Dr. O’Connor: I would just like to also mention, be prepared that their child is going to have blood work done. Be prepared and prepared the child for that. I know, obviously, these children have a lot of anxiety already, but somehow letting them know that it’s not that the doctor’s not bad because they want the blood. They want the blood so they can help. And if their child comes in knowing that and we are friend and not foe, it helps a lot as well. And as immunologists, we order a lot of specialized tests. So sometimes it can be quite a few tubes as well.
Wendy Nawara: And if we can move on to a slightly different topic. Can you tell me what you think the top three things that other immunologists or really any specialty what they need to know about PANS PANDAS?

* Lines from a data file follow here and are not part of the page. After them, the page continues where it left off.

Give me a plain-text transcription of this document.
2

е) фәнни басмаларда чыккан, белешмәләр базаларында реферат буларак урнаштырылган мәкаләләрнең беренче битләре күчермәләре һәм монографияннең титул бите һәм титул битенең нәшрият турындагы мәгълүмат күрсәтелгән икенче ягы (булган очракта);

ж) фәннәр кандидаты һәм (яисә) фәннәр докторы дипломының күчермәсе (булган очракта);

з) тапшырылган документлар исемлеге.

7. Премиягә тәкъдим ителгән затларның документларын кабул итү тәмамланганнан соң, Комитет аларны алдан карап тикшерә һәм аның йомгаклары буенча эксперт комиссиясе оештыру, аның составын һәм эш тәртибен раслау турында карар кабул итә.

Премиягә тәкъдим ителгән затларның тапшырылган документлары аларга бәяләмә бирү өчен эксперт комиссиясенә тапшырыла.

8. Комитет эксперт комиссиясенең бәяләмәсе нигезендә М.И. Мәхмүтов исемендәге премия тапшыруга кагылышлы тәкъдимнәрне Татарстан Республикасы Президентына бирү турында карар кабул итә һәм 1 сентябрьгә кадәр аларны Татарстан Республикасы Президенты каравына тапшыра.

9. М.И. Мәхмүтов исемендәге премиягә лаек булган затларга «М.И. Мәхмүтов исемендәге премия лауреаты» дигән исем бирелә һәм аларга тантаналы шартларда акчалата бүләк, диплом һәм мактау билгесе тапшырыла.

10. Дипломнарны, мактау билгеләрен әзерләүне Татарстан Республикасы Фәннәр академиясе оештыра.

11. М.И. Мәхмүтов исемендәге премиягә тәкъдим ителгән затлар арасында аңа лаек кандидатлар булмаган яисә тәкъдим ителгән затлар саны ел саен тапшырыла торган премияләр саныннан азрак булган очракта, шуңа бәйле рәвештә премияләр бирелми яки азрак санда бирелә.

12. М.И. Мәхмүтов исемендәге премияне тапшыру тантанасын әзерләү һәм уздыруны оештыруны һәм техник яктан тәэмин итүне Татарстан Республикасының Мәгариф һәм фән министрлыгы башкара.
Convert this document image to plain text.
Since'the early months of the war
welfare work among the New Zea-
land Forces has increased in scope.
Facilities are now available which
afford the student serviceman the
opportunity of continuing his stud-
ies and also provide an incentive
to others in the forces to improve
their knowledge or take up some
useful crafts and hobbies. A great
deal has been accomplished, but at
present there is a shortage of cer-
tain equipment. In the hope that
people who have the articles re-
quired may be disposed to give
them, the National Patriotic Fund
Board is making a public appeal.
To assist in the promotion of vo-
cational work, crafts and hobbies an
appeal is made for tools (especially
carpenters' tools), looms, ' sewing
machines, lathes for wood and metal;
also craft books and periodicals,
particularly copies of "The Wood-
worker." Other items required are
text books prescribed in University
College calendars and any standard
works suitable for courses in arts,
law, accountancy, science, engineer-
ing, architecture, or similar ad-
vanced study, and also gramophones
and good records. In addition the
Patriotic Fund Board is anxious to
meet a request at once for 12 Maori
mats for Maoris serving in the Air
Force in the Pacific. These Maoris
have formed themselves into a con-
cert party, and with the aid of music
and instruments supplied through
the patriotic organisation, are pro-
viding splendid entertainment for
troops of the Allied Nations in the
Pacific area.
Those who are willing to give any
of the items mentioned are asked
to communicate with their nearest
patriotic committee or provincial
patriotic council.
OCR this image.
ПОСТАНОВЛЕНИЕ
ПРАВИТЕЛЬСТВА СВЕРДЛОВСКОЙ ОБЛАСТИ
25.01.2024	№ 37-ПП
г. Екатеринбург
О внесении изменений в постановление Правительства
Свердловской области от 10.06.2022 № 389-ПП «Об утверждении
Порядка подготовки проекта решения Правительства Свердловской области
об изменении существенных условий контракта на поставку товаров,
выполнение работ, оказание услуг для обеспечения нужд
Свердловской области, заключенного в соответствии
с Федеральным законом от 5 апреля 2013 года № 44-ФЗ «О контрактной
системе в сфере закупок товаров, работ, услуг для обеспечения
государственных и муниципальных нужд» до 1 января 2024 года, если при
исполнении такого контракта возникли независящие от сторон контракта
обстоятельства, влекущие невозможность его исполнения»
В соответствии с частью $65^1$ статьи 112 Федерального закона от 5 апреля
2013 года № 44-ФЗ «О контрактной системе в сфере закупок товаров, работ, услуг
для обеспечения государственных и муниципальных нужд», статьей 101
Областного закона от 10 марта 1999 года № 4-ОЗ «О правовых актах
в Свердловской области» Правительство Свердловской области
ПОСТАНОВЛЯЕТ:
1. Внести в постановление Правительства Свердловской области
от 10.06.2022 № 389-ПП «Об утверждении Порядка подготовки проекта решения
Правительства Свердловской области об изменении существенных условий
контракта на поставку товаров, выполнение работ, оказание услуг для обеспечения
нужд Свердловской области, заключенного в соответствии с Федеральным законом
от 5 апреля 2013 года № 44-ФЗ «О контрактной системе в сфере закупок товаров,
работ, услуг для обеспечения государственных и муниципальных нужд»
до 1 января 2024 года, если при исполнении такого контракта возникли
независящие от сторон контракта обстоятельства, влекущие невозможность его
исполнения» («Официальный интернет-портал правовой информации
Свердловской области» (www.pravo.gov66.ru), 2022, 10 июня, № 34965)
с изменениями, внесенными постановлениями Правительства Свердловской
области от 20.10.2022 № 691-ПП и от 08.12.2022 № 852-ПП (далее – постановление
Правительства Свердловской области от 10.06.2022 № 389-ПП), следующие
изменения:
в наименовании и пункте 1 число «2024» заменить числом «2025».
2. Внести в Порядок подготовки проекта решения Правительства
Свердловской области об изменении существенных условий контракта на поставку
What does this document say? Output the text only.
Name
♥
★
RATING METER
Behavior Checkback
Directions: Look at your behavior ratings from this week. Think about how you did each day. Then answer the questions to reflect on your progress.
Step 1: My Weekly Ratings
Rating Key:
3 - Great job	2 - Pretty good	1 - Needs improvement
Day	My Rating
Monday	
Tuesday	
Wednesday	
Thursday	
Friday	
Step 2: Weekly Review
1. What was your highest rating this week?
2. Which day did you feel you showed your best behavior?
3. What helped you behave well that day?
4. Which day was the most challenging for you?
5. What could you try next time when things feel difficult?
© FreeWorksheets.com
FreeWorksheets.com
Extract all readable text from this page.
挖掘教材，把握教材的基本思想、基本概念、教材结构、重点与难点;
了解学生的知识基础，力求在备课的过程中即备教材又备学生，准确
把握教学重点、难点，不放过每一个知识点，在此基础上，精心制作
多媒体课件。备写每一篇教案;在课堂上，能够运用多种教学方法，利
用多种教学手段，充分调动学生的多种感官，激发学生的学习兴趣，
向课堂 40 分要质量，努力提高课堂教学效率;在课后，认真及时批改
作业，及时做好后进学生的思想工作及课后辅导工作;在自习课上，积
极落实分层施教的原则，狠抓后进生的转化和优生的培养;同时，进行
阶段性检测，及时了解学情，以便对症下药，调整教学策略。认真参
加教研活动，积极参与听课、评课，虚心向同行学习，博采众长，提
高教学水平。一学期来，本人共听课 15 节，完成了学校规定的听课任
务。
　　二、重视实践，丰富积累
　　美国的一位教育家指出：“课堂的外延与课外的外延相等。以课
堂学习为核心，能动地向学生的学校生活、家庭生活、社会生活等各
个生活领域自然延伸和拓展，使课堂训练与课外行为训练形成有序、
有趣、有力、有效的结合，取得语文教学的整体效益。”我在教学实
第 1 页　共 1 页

Dr. O’Connor: The number one thing I would say is that PANDAS and PANS, are real diseases and they are not something to be taken lightly. That’s the number one thing I would say. There there’s still some, unfortunately, I would have to use the word ignorance out there amongst physicians, amongst health care providers that this disease is not real. And it is. The other thing I would say is that there are treatment options out there. They do work. And I would like to educate all health care providers on those types of treatments. And the third thing I would say is to understand that this is a disease that does not just affect the child, it affects the entire family. And you have to realize that and take care of the entire family, not just the child. And one other thing.
My fourth point would be don’t forget that the child is also the patient and to talk to the patient. A lot of times I’ll start speaking to the child and the mom will interrupt me or the dad will interrupt me or the grandmother will interrupt. And I’ll say I’m going to listen to you. But I’d like to speak to John because John’s the patient. So don’t forget that element as well.
Wendy Nawara: Right. I think those are very good tips for all doctors to hear, especially include that child in the process.
Dr. O’Connor: Right. Because they’ve heard the story. They know what’s going on. And they’re tired of hearing the story and they’re tired of being talked about. They want to sometimes be talked to.
Wendy Nawara: And you know what? There’s one other thing I’d like to add. And this is just from another parent’s perspective. It is that PANDAS and PANS not just happening to young children.
Dr. O’Connor: Right. I was just about to say the same thing.
Wendy Nawara: It’s happening to young adults in our community. It’s happening to even some of us parents in our community. We are going to see that genetics are there.
Dr. O’Connor: I think that’s a very important point.
Wendy Nawara: Treat the whole person.
Dr. O’Connor: Right. And don’t only look for it in children. That is true. I’ve had your parents come to me thinking they may have had PANDAS my whole life. My latest patient that I just saw, I saw a 23 year old new diagnosis. I saw an even older man who came to see me recently. So we call it PANDAS PANS now. We’re still looking for a new name. But obviously, it’s autoimmune, post infectious encephalopathy, and it could affect all. That’s a great point.
Wendy Nawara: Thank you so much.
Dr. O’Connor: Oh, you’re so welcome.
Wendy Nawara: I’m so great to have you at our booth and educating so many physicians today. Thanks.